In Planung: neue Rose Bikes Firmenzentrale am Standort Bocholt

09.10.2020
So soll »Rose Bikes HQ« einmal aussehen. Baubeginn: 2023.

Fahrrad-Direktanbieter Rose Bikes GmbH will in seiner Heimatstadt Bocholt eine neue klimaneutrale Firmenzentrale mit Platz für 380 Mitarbeiter bauen, die es in sich hat. Der neue Standort für das Verwaltungsgebäude »Rose Bikes HQ«, das sich bisher noch an der Schersweide 4 befindet, liegt direkt neben der Rose Biketown. Voraussichtlicher Baubeginn: 2023.

Bei der Vorstellung des neuen Bauprojekts erklärte Rose- Geschäftsführer Thorsten Heckrath-Rose, dass sowohl design- als auch bautechnisch die wichtigsten Rose-Markenwerte (»Leidenschaft fürs Rad, Nachhaltigkeit, Innovation und Regionalität«) in das Bauprojekt einfließen sollen. Dabei würden wie immer zufriedene Mitarbeiter und bester Service im Fokus stehen.
Perspektivisch ausgelegt
Das fulminante Bauprojekt wurde in Zusammenarbeit mit dem renommierten Stuttgarter Architektur- und Innenarchitektur-Büro Blocher Partners geplant – laut Heckrath-Rose einem langjährigen Rose-Partner, der bereits die Biketown und einige Stores geplant hat.
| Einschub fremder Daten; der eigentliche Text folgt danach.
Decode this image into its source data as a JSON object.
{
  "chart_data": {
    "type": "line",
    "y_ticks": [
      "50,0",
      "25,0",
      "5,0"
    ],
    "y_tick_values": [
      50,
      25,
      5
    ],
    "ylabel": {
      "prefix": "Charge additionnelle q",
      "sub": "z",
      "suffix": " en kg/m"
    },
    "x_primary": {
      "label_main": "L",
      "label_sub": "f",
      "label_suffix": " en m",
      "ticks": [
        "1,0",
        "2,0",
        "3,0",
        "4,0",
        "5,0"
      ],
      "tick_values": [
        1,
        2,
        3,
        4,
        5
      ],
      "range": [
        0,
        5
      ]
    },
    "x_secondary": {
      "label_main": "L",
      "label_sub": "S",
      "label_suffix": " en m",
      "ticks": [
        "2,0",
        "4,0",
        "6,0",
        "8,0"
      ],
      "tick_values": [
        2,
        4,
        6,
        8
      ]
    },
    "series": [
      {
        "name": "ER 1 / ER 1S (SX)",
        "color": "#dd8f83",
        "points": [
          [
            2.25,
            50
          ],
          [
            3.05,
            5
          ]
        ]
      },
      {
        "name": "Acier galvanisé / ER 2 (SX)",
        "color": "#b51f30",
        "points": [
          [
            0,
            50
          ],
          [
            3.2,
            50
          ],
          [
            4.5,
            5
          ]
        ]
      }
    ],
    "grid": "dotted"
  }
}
Die Bauleitung übernimmt die Bocholter Planungsgemeinschaft Kempkes Habbig. Wenn der Bau einmal fertig ist, wird Rose Bikes mit circa 240 Mitarbeitern in den Neubau ziehen. Der soll allerdings perspektivisch für bis zu 380 Arbeitsplätze gebaut werden.
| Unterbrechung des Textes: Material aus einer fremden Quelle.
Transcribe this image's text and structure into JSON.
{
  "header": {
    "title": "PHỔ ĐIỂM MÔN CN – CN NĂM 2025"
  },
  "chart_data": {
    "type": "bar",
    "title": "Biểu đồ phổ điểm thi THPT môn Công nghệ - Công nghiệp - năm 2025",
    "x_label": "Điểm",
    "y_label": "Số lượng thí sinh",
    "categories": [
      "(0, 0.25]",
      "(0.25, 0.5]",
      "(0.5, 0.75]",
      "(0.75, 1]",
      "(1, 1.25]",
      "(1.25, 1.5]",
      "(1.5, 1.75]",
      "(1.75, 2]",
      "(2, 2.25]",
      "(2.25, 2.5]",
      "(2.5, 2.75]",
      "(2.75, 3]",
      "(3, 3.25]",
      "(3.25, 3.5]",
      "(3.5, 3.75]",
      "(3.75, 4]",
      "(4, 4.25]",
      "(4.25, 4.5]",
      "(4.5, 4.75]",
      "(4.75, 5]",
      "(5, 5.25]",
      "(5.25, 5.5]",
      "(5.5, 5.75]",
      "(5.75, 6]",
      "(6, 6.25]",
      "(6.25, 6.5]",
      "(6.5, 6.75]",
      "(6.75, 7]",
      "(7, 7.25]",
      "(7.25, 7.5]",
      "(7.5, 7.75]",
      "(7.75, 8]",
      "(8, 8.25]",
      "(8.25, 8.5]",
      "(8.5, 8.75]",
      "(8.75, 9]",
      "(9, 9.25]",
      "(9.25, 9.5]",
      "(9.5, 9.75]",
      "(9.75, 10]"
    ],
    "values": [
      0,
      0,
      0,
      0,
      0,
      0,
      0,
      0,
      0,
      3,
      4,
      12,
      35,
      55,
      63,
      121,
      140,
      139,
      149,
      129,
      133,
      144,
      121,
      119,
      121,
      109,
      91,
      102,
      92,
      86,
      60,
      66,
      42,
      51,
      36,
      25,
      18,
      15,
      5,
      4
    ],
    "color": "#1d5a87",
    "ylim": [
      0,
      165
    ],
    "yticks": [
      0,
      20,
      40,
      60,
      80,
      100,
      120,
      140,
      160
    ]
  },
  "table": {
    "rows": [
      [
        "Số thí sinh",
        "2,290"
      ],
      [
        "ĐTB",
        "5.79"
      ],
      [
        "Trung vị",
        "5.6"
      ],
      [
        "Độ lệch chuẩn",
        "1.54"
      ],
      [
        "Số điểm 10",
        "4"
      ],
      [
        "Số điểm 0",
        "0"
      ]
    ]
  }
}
Die neue Zentrale ist als offenes »U« geplant, das auf der einen Seite die kubische Form der Biketown aufgreift und sich in Richtung des öffentlich genutzten Flussufers an der Westring-Brücke der Aa (Nebenfluss der Ems) öffnet.
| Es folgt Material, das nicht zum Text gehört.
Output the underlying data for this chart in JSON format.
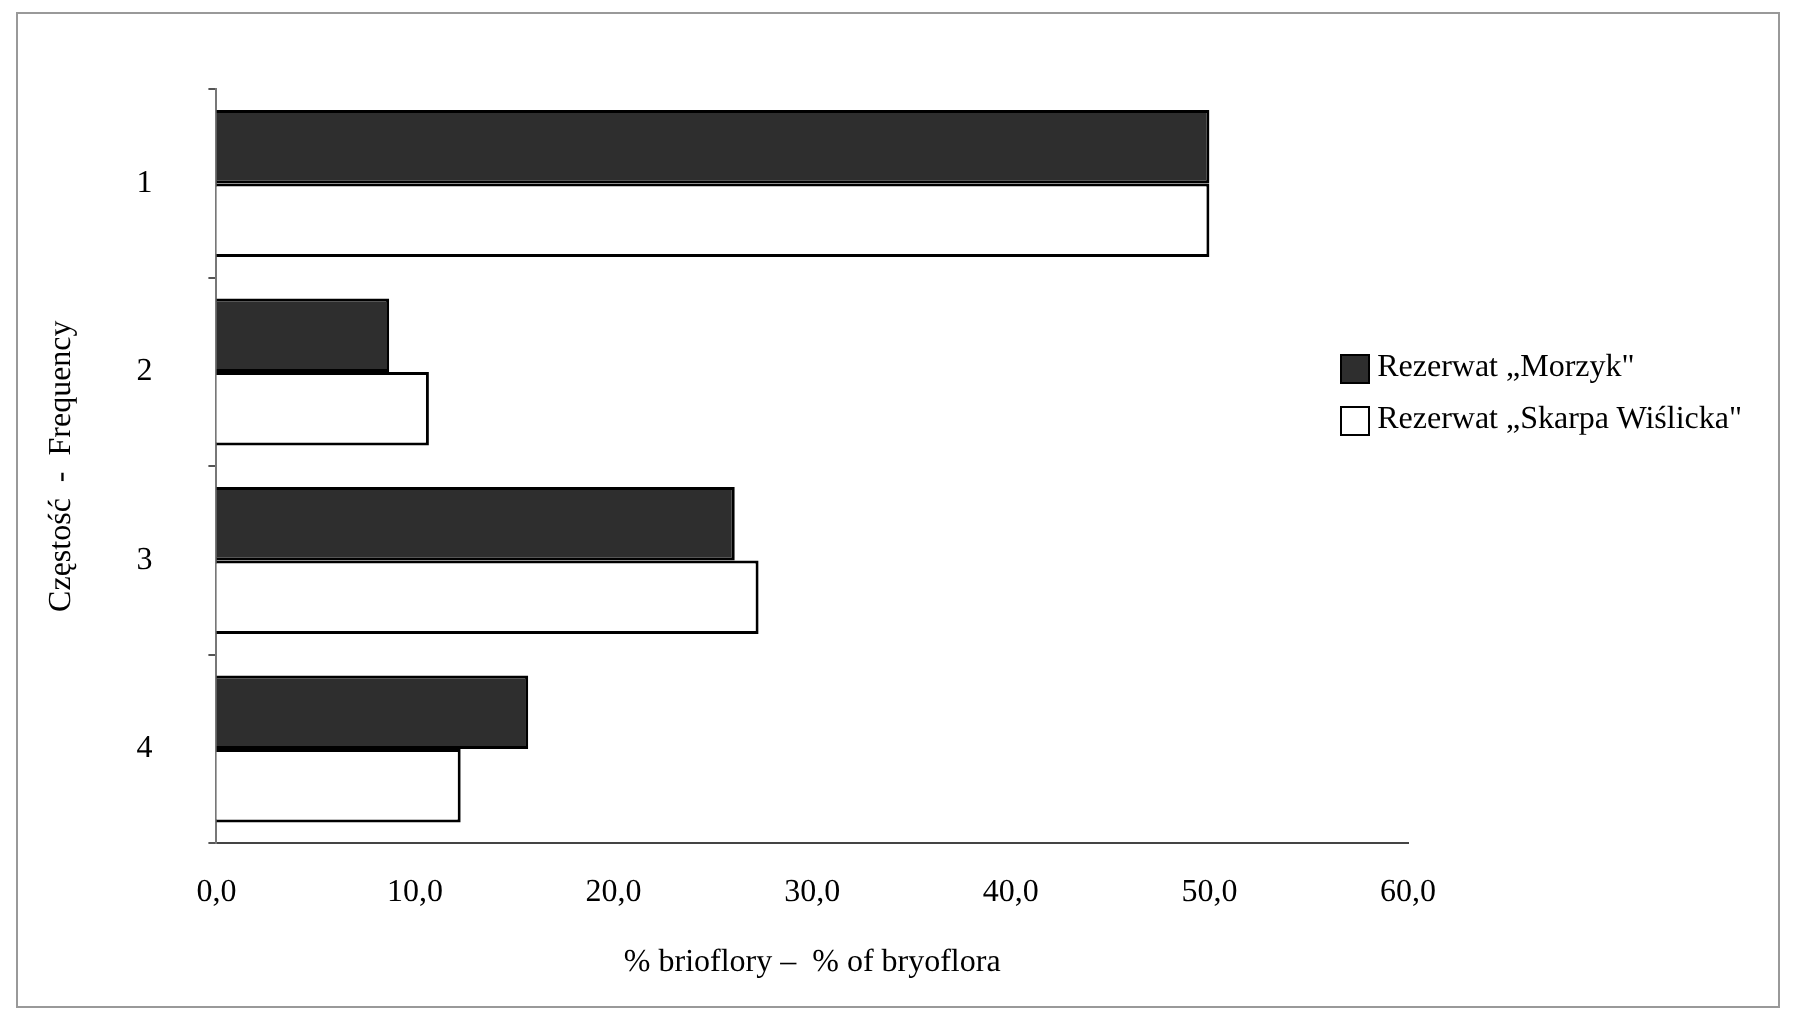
{
  "chart_data": {
    "type": "bar",
    "orientation": "horizontal",
    "xlabel": "% brioflory –  % of bryoflora",
    "ylabel": "Częstość  -  Frequency",
    "categories": [
      "1",
      "2",
      "3",
      "4"
    ],
    "series": [
      {
        "name": "Rezerwat „Morzyk\"",
        "color": "#2e2e2e",
        "values": [
          50.0,
          8.7,
          26.1,
          15.7
        ]
      },
      {
        "name": "Rezerwat „Skarpa Wiślicka\"",
        "color": "#ffffff",
        "values": [
          50.0,
          10.7,
          27.3,
          12.3
        ]
      }
    ],
    "xlim": [
      0,
      60
    ],
    "xticks": [
      {
        "value": 0,
        "label": "0,0"
      },
      {
        "value": 10,
        "label": "10,0"
      },
      {
        "value": 20,
        "label": "20,0"
      },
      {
        "value": 30,
        "label": "30,0"
      },
      {
        "value": 40,
        "label": "40,0"
      },
      {
        "value": 50,
        "label": "50,0"
      },
      {
        "value": 60,
        "label": "60,0"
      }
    ],
    "grid": false,
    "legend": "right"
  }
}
Natürlich wird der bestehende Radweg in die Neuplanung aufgenommen. Eine attraktivere Gestaltung des Flussufers wurde bereits im Rahmen zahlreicher Stadtentwicklungs-Projekte angetrieben. Hier plant der Bikeanbieter in Zusammenarbeit mit der Stadt Bocholt auch die Renaturierung der Aa-Böschung.
Innere Werte
Neben einer nachhaltigen Ausstattung war der Geschäftsführung für das Gebäudeinnere vor allem eines wichtig: Flexibilität. »Während Corona haben wir festgestellt, dass das Arbeiten aus dem Homeoffice gut funktioniert. Trotzdem möchten wir unseren Mitarbeitern feste Arbeitsplätze und einen Anlaufpunkt bieten, der den Austausch fördert und die Unternehmenskultur weiterentwickelt. Gleichzeitig wollen wir maximale Flexibilität bei der Gestaltung und Nutzung der Arbeitsumgebung gewährleisten«, betont Heckrath-Rose. Dafür sorgen unter anderem präzise durchdachte Deckenschienen-Systeme, durch die sich Büroflächen flexibel aufteilen lassen.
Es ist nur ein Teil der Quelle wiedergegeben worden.